Quand nous sommes rentrés chez nous avec Anaë, les choses ont été une fois de plus très fluides. Nous avons dormi tous les trois les deux premières semaines, en alternant pour les biberons la nuit, puis Alexis a eu envie de retrouver son espace. Nous nous sommes adaptés un peu : pour qu’il prenne ses tours de biberon la nuit, l’appeler par téléphone ne suffisait pas à le réveiller, donc nous sommes passés aux talkies-walkies !
« Notre famille n’a rien d’un choix par dépit »
Aujourd’hui, notre fille va sur ses six mois et au fil de l’eau, nous nous sommes adaptés, toujours avec cette facilité qui est notre marque de fabrique. On fait du cododo au feeling, en fonction des horaires de chacun. Parfois, elle dort avec moi, parfois avec Alexis selon qui doit l’emmener chez la nounou, ou qui se lève le plus tôt.

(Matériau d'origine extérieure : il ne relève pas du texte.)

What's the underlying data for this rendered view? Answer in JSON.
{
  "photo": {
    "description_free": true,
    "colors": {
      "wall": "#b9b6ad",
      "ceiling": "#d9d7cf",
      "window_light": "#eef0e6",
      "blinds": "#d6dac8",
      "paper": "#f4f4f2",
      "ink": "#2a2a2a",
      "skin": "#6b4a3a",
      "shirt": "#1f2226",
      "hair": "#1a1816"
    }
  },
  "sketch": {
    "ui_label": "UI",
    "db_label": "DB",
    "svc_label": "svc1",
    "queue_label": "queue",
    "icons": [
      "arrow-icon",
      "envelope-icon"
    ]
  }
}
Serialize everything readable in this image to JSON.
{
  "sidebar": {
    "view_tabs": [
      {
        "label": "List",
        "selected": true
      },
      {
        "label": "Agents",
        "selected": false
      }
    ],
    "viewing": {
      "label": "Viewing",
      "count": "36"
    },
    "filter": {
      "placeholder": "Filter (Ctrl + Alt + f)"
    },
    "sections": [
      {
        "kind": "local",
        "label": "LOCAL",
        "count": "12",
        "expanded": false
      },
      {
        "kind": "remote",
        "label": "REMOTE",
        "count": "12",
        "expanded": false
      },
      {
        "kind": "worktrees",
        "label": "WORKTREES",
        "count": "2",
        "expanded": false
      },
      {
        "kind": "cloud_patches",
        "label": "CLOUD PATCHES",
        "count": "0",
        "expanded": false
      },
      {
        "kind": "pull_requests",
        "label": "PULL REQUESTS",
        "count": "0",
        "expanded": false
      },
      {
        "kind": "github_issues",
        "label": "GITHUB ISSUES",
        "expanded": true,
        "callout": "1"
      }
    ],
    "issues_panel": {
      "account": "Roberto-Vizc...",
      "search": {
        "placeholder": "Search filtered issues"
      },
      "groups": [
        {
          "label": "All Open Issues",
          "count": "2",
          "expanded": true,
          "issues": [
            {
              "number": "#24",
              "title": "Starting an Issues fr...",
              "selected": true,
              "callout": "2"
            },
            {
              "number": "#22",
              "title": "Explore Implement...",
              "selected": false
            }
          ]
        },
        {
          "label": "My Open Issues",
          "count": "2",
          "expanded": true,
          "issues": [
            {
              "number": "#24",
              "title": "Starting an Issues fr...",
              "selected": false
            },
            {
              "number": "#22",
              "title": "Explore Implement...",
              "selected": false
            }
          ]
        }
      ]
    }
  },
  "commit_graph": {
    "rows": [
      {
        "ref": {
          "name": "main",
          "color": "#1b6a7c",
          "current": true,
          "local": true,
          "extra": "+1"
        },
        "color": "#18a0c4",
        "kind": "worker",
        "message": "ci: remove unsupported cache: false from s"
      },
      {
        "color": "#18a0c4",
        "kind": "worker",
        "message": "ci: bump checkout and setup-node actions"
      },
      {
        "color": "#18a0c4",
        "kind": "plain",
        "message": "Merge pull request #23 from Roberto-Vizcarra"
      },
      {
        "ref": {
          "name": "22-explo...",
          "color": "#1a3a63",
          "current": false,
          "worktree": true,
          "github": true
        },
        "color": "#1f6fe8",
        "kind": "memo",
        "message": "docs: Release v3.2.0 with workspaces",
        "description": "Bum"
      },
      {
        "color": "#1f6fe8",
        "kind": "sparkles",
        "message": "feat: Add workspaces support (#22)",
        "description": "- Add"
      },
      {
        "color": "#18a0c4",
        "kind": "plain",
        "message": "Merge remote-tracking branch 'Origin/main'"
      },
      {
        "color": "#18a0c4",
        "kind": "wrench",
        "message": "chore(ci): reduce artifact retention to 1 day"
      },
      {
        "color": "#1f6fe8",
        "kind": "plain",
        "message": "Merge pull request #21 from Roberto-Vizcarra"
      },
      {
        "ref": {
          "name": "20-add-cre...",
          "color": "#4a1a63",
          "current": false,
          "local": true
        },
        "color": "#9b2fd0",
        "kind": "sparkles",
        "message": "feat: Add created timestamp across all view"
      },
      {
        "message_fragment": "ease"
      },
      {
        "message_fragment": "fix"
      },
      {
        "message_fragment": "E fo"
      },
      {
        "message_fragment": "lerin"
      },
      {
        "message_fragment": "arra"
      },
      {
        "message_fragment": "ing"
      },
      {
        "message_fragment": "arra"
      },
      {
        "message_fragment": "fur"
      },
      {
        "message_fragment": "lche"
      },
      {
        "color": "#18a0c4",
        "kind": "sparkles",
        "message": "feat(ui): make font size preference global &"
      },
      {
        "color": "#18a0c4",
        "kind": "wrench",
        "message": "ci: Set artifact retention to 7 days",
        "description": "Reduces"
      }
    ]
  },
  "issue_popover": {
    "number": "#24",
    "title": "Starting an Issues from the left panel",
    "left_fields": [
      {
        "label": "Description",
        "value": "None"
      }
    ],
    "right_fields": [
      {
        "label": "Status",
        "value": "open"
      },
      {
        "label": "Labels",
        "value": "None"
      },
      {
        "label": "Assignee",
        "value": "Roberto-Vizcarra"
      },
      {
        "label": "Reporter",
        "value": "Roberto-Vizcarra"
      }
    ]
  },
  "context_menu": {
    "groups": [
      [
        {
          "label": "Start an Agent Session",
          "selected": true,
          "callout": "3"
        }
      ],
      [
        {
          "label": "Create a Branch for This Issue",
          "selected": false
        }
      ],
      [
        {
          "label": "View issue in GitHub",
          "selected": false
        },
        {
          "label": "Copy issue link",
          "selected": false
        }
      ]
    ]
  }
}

Notre histoire, c’est avant tout l’histoire d’une rencontre, celle qui nous a permis de se trouver en tant qu’amis, puis en tant que parents. Elle ne rentre peut-être pas dans le schéma classique des relations amoureuses qui mènent à la parentalité, mais au final, pourquoi est-ce que ce serait indispensable ? Notre famille n’a rien d’un choix par dépit. Il y a beaucoup d’amour entre nous, et pour notre fille. Nous sommes très fiers de notre chemin vers la parentalité, et nous sommes fiers des parents que nous sommes devenus ensemble : pour nous, cette vie de coparents, ça coulait de source, et c’est encore le cas.